Nous, Citoyennes et Citoyens de la RDC, en avons assez de faire les frais des
enjeux géopolitiques, du silence et surtout du mépris de certains journalistes qui
n’hésitent pas à s’exhiber crânement dans les médias pour afficher tout le mépris
qu’ils ont de notre peuple et du drame encore en cours en RDC. Voilà pourquoi
nous nous réservons le droit de recourir à la justice contre la dernière agression
de Patrick de Saint-Exupéry au-travers de son livre qui porte une offense
impardonnable à la mémoire des victimes. A l’instar des esclavagistes d’hier,
Patrick de Saint-Exupéry choisit ses Africains qui ont droit à la vie et dont la
mémoire doit être préservée, et ceux qui ne méritent que la négation des droits et
dont les souffrances ne comptent pas. Les populations congolaises, surtout celles
de l’est du pays, sont livrées aux atrocités les plus inhumaines par la volonté de
certains intérêts pour lequel Patrick de Saint-Exupéry continue à relayer les
thèses dûment protégées de toute analyse critique.
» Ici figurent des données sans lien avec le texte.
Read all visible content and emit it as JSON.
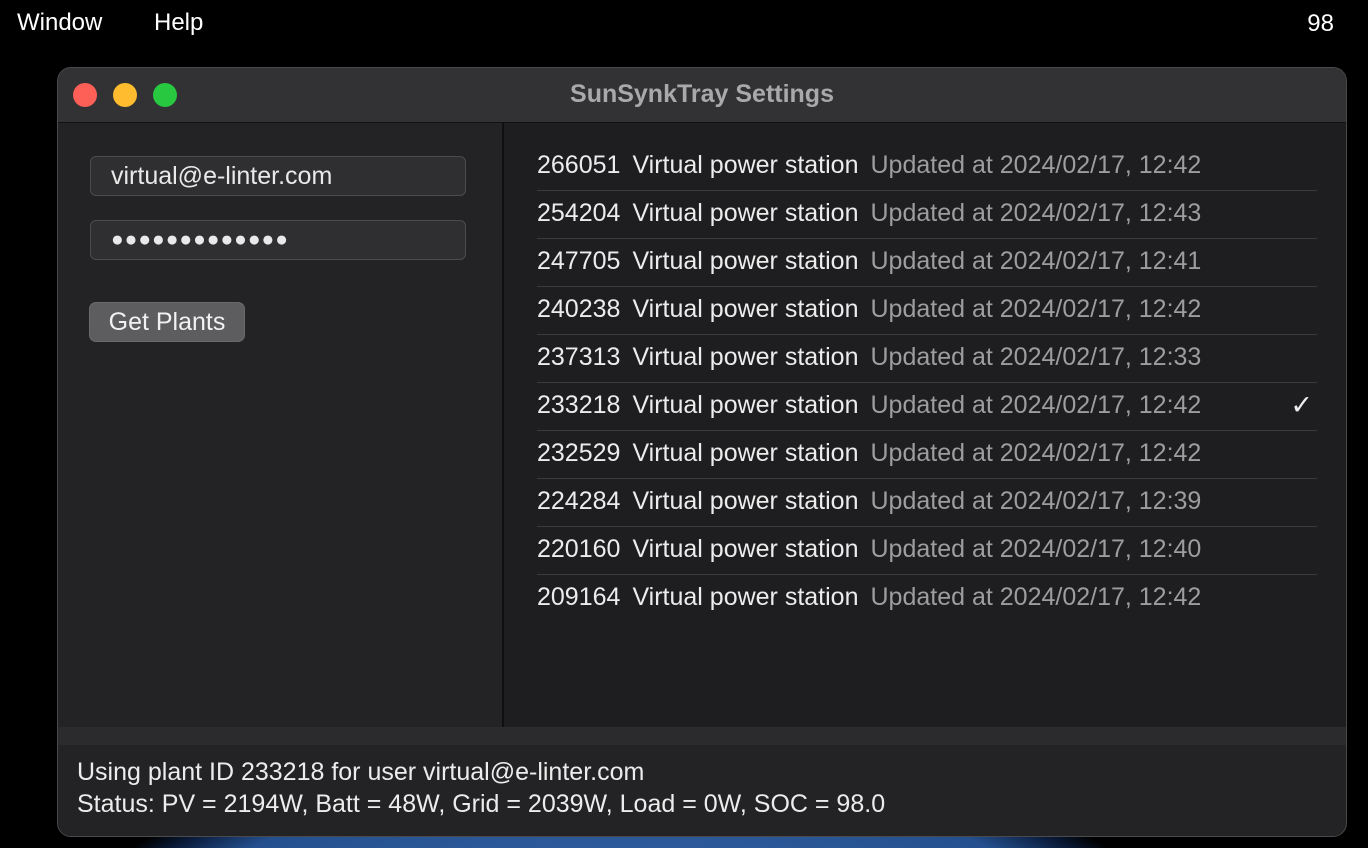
{
  "menubar": {
    "items": [
      "Window",
      "Help"
    ],
    "right_text": "98"
  },
  "window": {
    "title": "SunSynkTray Settings"
  },
  "login": {
    "email": "virtual@e-linter.com",
    "password_mask": "●●●●●●●●●●●●●",
    "get_plants_label": "Get Plants"
  },
  "plants": [
    {
      "id": "266051",
      "name": "Virtual power station",
      "updated": "Updated at 2024/02/17, 12:42",
      "selected": false
    },
    {
      "id": "254204",
      "name": "Virtual power station",
      "updated": "Updated at 2024/02/17, 12:43",
      "selected": false
    },
    {
      "id": "247705",
      "name": "Virtual power station",
      "updated": "Updated at 2024/02/17, 12:41",
      "selected": false
    },
    {
      "id": "240238",
      "name": "Virtual power station",
      "updated": "Updated at 2024/02/17, 12:42",
      "selected": false
    },
    {
      "id": "237313",
      "name": "Virtual power station",
      "updated": "Updated at 2024/02/17, 12:33",
      "selected": false
    },
    {
      "id": "233218",
      "name": "Virtual power station",
      "updated": "Updated at 2024/02/17, 12:42",
      "selected": true,
      "mark": "✓"
    },
    {
      "id": "232529",
      "name": "Virtual power station",
      "updated": "Updated at 2024/02/17, 12:42",
      "selected": false
    },
    {
      "id": "224284",
      "name": "Virtual power station",
      "updated": "Updated at 2024/02/17, 12:39",
      "selected": false
    },
    {
      "id": "220160",
      "name": "Virtual power station",
      "updated": "Updated at 2024/02/17, 12:40",
      "selected": false
    },
    {
      "id": "209164",
      "name": "Virtual power station",
      "updated": "Updated at 2024/02/17, 12:42",
      "selected": false
    }
  ],
  "status": {
    "line1": "Using plant ID 233218 for user virtual@e-linter.com",
    "line2": "Status: PV = 2194W, Batt = 48W, Grid = 2039W, Load = 0W, SOC = 98.0"
  },
  "colors": {
    "close": "#fe5f57",
    "minimize": "#febc2e",
    "maximize": "#28c840"
  }
}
Pendant que ce journaliste s’adonne à coeur joie au négationnisme de la tragédie
congolaise, des crimes continuent à être commis en RDC par les mêmes auteurs
sous un silence glacial de la Communauté internationale. Ce silence a fini par
nous convaincre qu’il n’y aura pas de paix en RDC sans la vérité et la justice.
C’est exactement la même conclusion qui transparaît clairement dans les
recommandations du Rapport Mapping. Patrick de Saint-Exupéry participe sans
faux-fuyant à fausser la vérité, afin d’assurer l’impunité aux criminels et ainsi
soutenir la perpétuation des crimes et actes inhumains identifiés dans le Rapport
Mapping.
En conclusion, on peut tout dire sur le drame qui se joue dans cette région
d’Afrique, mais une vérité indéniable se dégage clairement de tout débat :
l’urgence de la mise en place d’un Tribunal Pénal International pour la
République Démocratique du Congo s’impose, afin de mettre fin à l’impunité
qui couvre les crimes perpétrés et encore en cours en RDC et ainsi trancher
définitivement sur des faits historiques graves et indéniables qui ne puissent
plus souffrir de négationnisme dont Patrick de Saint-Exupéry se fait l’un des
hérauts principaux.
Le vendredi 2 avril 2021
Signataires :
1. Jean-Claude Maswana, Professeur d’économie (Japon)
2. Roger Puati, théologien, philosophe, historien et auteur (Suisse)
3. Alphonse Maindo, Professeur de science politique (RDC)
4. Christian Liongo, fiscaliste, Président Africa Rise (Belgique)
5. Emmanuel Nashi, Professeur de communication (Belgique)
6. Antoine Bily Bolakonga, Professeur d’économie agricole (RDC)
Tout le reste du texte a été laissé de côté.